Think the inspiration behind the scheme was the French passion and just as there are lots of vineyards in the French passion scheme there are. Lots of pubs in this one , if we want a better scheme as older gurna says find a local venue & nominate them you get a free year ,if I ring my insurance company they want £30 admin fee for changing my address, for this £25 you not only get the new book each year but usually about 30 updated locations later on.
Must confess big fan of the scheme been a member for 5 years stopped at well over 30 some more than once think it was  £15 the first couple of years, so more than got my money's worth, there are about 60% pubs and of course we all know most pubs will allow you to stopover but the missus likes to have a structure to her planning , trouble with the asking for a stopovers is you do have to go for a meal or a drink and although that's no hardship it's ended up many a Time costing me £50/60 for my free stop!!


----------



## tommytransit (Aug 14, 2013)

we joined britstops last year for our trip from durham to lands end, the reason was my wife wanted to know where we would be stopping as she would not wildcamp as it was our first year just touring about. two weeks away lots of happy times and not a penny spent on campsites. we were made welcome at every britstop and would say it was well worth the money, some of the campsites we used to use when we had a caravan would often charge more for one night than the cost of britstops charge for a year

tommy


----------



## KateCLLRS (Aug 15, 2013)

We joined last year, use their stopovers as well as CS's, wildcamping & some C&CC club sites in low season (old folks' rate!).

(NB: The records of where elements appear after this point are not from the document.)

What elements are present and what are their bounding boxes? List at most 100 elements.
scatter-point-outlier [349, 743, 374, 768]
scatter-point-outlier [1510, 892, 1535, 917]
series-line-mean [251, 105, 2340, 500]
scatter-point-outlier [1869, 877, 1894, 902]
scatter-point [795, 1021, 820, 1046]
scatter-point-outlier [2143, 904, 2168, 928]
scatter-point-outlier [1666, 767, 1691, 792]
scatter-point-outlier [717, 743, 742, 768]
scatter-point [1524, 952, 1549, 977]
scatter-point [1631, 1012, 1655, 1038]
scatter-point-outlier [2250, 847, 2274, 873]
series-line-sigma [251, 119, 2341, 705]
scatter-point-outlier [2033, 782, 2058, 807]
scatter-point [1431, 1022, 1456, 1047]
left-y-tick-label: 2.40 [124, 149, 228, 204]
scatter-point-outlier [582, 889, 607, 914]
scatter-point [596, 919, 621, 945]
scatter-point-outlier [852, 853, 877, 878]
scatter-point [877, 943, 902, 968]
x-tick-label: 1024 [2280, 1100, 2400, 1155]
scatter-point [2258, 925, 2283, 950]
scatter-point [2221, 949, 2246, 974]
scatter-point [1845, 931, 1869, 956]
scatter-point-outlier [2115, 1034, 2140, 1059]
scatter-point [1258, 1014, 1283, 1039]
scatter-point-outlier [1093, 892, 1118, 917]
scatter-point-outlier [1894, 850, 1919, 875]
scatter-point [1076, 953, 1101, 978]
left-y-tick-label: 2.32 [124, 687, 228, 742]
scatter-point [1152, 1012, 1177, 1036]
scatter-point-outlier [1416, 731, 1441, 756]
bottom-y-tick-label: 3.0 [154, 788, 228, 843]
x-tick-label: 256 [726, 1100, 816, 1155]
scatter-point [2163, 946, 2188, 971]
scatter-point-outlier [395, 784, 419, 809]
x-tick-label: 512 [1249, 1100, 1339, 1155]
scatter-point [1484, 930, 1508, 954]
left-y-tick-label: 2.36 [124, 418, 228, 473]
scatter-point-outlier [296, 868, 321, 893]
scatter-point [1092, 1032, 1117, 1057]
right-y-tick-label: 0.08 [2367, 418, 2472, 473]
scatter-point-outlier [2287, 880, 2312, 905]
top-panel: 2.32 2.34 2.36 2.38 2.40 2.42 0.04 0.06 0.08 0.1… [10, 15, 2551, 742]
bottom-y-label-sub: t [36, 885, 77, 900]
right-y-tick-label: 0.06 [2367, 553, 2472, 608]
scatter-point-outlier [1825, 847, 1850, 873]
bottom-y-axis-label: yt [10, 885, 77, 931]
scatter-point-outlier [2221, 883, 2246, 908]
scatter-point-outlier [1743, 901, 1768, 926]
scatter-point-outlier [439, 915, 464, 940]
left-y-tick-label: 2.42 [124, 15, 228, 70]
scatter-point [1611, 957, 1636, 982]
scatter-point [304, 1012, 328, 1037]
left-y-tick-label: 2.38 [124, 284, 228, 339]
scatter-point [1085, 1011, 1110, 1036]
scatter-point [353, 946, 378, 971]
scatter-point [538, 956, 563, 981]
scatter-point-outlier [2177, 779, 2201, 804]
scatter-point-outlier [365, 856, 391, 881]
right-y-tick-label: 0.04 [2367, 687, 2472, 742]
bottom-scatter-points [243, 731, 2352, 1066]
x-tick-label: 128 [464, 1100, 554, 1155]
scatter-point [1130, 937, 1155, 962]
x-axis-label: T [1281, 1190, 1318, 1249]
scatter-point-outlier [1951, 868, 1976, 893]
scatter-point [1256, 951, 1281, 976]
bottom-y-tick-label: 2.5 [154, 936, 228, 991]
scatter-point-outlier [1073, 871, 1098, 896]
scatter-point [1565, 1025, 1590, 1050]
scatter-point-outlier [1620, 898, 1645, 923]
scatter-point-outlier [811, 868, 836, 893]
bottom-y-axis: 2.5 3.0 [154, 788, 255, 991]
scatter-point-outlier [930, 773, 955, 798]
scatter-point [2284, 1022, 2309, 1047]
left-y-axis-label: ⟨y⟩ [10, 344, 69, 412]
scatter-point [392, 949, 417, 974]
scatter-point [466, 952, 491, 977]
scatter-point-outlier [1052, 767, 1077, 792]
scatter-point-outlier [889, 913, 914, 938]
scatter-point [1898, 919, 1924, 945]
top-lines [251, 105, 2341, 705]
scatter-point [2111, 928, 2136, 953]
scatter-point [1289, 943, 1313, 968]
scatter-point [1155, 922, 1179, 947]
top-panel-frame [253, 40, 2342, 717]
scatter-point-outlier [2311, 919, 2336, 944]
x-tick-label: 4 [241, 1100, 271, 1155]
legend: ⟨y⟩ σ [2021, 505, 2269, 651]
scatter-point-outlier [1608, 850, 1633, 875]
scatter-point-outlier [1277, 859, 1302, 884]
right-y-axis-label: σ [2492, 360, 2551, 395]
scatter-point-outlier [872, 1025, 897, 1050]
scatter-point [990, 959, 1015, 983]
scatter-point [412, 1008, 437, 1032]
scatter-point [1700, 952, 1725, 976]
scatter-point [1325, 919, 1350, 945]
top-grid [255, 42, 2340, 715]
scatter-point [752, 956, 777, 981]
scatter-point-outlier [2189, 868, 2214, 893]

Never had a problem, only one was already full and definitely had my money's worth.


----------



## AndyC (Aug 16, 2013)

Another recommendation for Britstops from us, we've been members from the start and have found it very useful. 

It's true that a lot of the places listed are pubs (I like pubs!) but they do try to recruit other places too, we've stayed at a couple of the farm shop sites and as others have said there is no pressure to buy anything. 

They issue 3 or 4 updates through the year, normally with quite a few new sites, the last one this year added 42 new ones.

Never been turned away from one but have sometimes found that casual staff don't know about the scheme so they have to go away and check with their supervisor.

AndyC


----------



## rugbyken (Aug 18, 2013)

Staying on one at the moment 2nd time at this pub came back with friends so 2 vans its in lincs near a redundant ferry crossing and paved over railway line that give a dead flat cycle track/dog walk 12 mls to Lincoln in one direction & 19mls to Boston in the other, the pub works really hard for thier customers (no passing trade) last night we had 4 meals + 3 sweets  bottle of rosé bottle of red, pint stowford press 3&1/2 pints of Lincoln gold total bill of £63. We actually bought the wine by the glass 4 of each but when he gave us the bill landlord said he gave it us at the bottle price as it worked out cheaper ,
Now of course I know where it is don't need the book but wouldn't have found it without and if we need this scheme to grow gotta support it ,
Anyone thinking this sounds like your idea of heaven contact me and I will pm co-ords
Ken


----------